わたしたちは東京スカイツリーをかつての凌雲閣に見立て、いかがわしくも魅惑的な当時の浅草の雰囲気を、スカイツリーの下、現代のすみだ川エリアに吹き込み、何かとご清潔で息苦しいこのご時世に、「いかがわしさ」をいかに復興させるかを考えます。

「曖昧」という言葉には、いかがわしい、後ろ暗いといった意味があり、「曖昧屋」といえば、普通の飲食店などのふりをしてひそかに売春させる店のことをいいます。

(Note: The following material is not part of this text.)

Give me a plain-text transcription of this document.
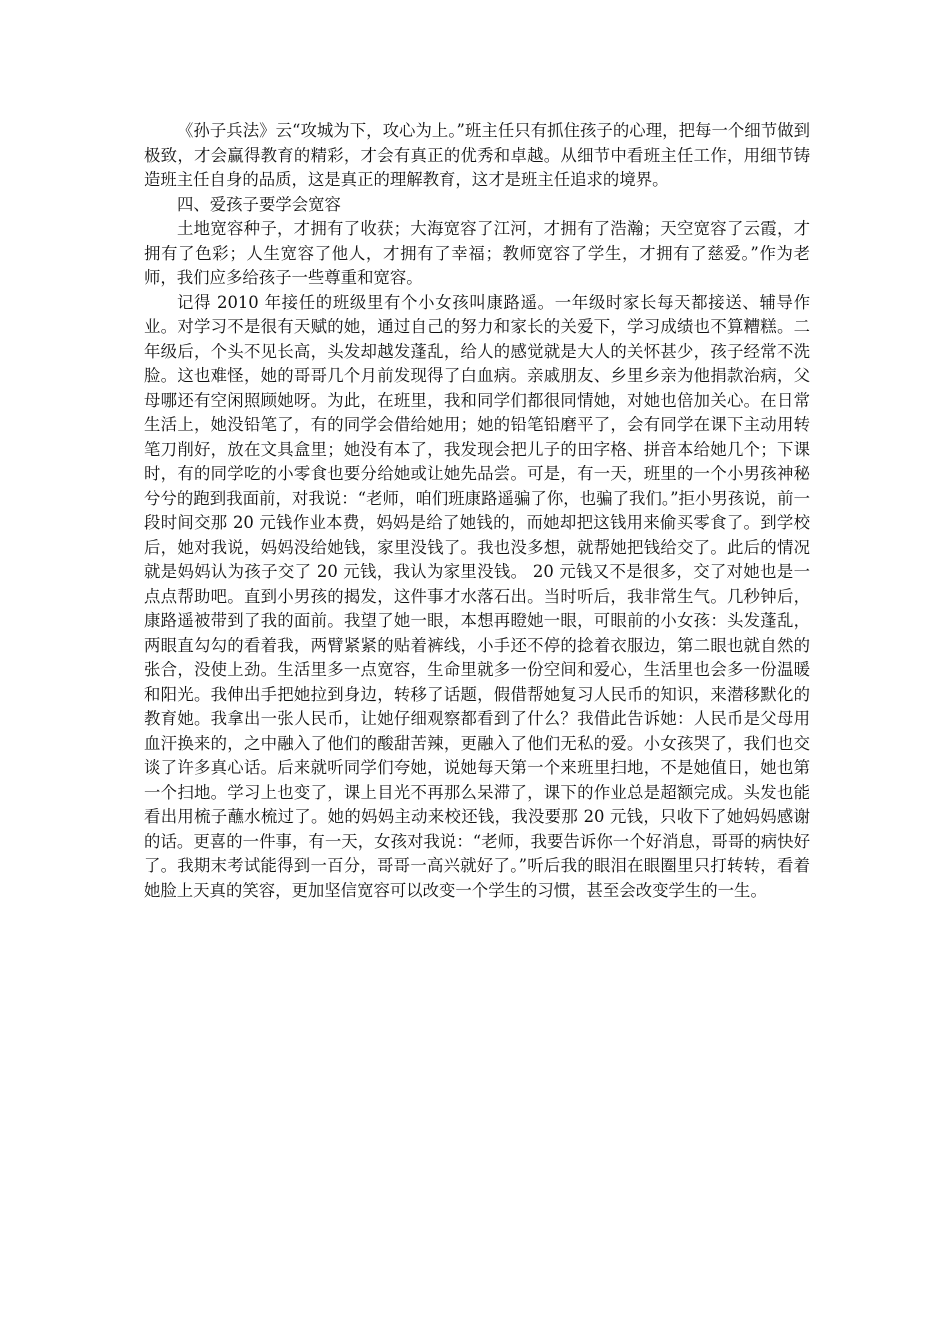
《孙子兵法》云“攻城为下，攻心为上。”班主任只有抓住孩子的心理，把每一个细节做到极致，才会赢得教育的精彩，才会有真正的优秀和卓越。从细节中看班主任工作，用细节铸造班主任自身的品质，这是真正的理解教育，这才是班主任追求的境界。

四、爱孩子要学会宽容

土地宽容种子，才拥有了收获；大海宽容了江河，才拥有了浩瀚；天空宽容了云霞，才拥有了色彩；人生宽容了他人，才拥有了幸福；教师宽容了学生，才拥有了慈爱。”作为老师，我们应多给孩子一些尊重和宽容。

记得 2010 年接任的班级里有个小女孩叫康路遥。一年级时家长每天都接送、辅导作业。对学习不是很有天赋的她，通过自己的努力和家长的关爱下，学习成绩也不算糟糕。二年级后，个头不见长高，头发却越发蓬乱，给人的感觉就是大人的关怀甚少，孩子经常不洗脸。这也难怪，她的哥哥几个月前发现得了白血病。亲戚朋友、乡里乡亲为他捐款治病，父母哪还有空闲照顾她呀。为此，在班里，我和同学们都很同情她，对她也倍加关心。在日常生活上，她没铅笔了，有的同学会借给她用；她的铅笔铅磨平了，会有同学在课下主动用转笔刀削好，放在文具盒里；她没有本了，我发现会把儿子的田字格、拼音本给她几个；下课时，有的同学吃的小零食也要分给她或让她先品尝。可是，有一天，班里的一个小男孩神秘兮兮的跑到我面前，对我说：“老师，咱们班康路遥骗了你，也骗了我们。”拒小男孩说，前一段时间交那 20 元钱作业本费，妈妈是给了她钱的，而她却把这钱用来偷买零食了。到学校后，她对我说，妈妈没给她钱，家里没钱了。我也没多想，就帮她把钱给交了。此后的情况就是妈妈认为孩子交了 20 元钱，我认为家里没钱。 20 元钱又不是很多，交了对她也是一点点帮助吧。直到小男孩的揭发，这件事才水落石出。当时听后，我非常生气。几秒钟后，康路遥被带到了我的面前。我望了她一眼，本想再瞪她一眼，可眼前的小女孩：头发蓬乱，两眼直勾勾的看着我，两臂紧紧的贴着裤线，小手还不停的捻着衣服边，第二眼也就自然的张合，没使上劲。生活里多一点宽容，生命里就多一份空间和爱心，生活里也会多一份温暖和阳光。我伸出手把她拉到身边，转移了话题，假借帮她复习人民币的知识，来潜移默化的教育她。我拿出一张人民币，让她仔细观察都看到了什么？我借此告诉她：人民币是父母用血汗换来的，之中融入了他们的酸甜苦辣，更融入了他们无私的爱。小女孩哭了，我们也交谈了许多真心话。后来就听同学们夸她，说她每天第一个来班里扫地，不是她值日，她也第一个扫地。学习上也变了，课上目光不再那么呆滞了，课下的作业总是超额完成。头发也能看出用梳子蘸水梳过了。她的妈妈主动来校还钱，我没要那 20 元钱，只收下了她妈妈感谢的话。更喜的一件事，有一天，女孩对我说：“老师，我要告诉你一个好消息，哥哥的病快好了。我期末考试能得到一百分，哥哥一高兴就好了。”听后我的眼泪在眼圈里只打转转，看着她脸上天真的笑容，更加坚信宽容可以改变一个学生的习惯，甚至会改变学生的一生。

といって、今回は実際に売春をさせるわけにはいかないので、この言葉からいかがわしさ、怪しさ、したたかさのエッセンスをいただいて、明治から大正の流行歌をかけながら、当時の芸能や風俗について語り、さらには、もしかしたら参加者が実際に見世物芸に挑戦してみるかも、という場にしたいと考えています。

(参考)十二階略年表
○明治23年(1890) 「凌雲閣」竣工
○明治30年代、塔下一帯に私娼街が形成された。「十二階下」といえばこれを指す。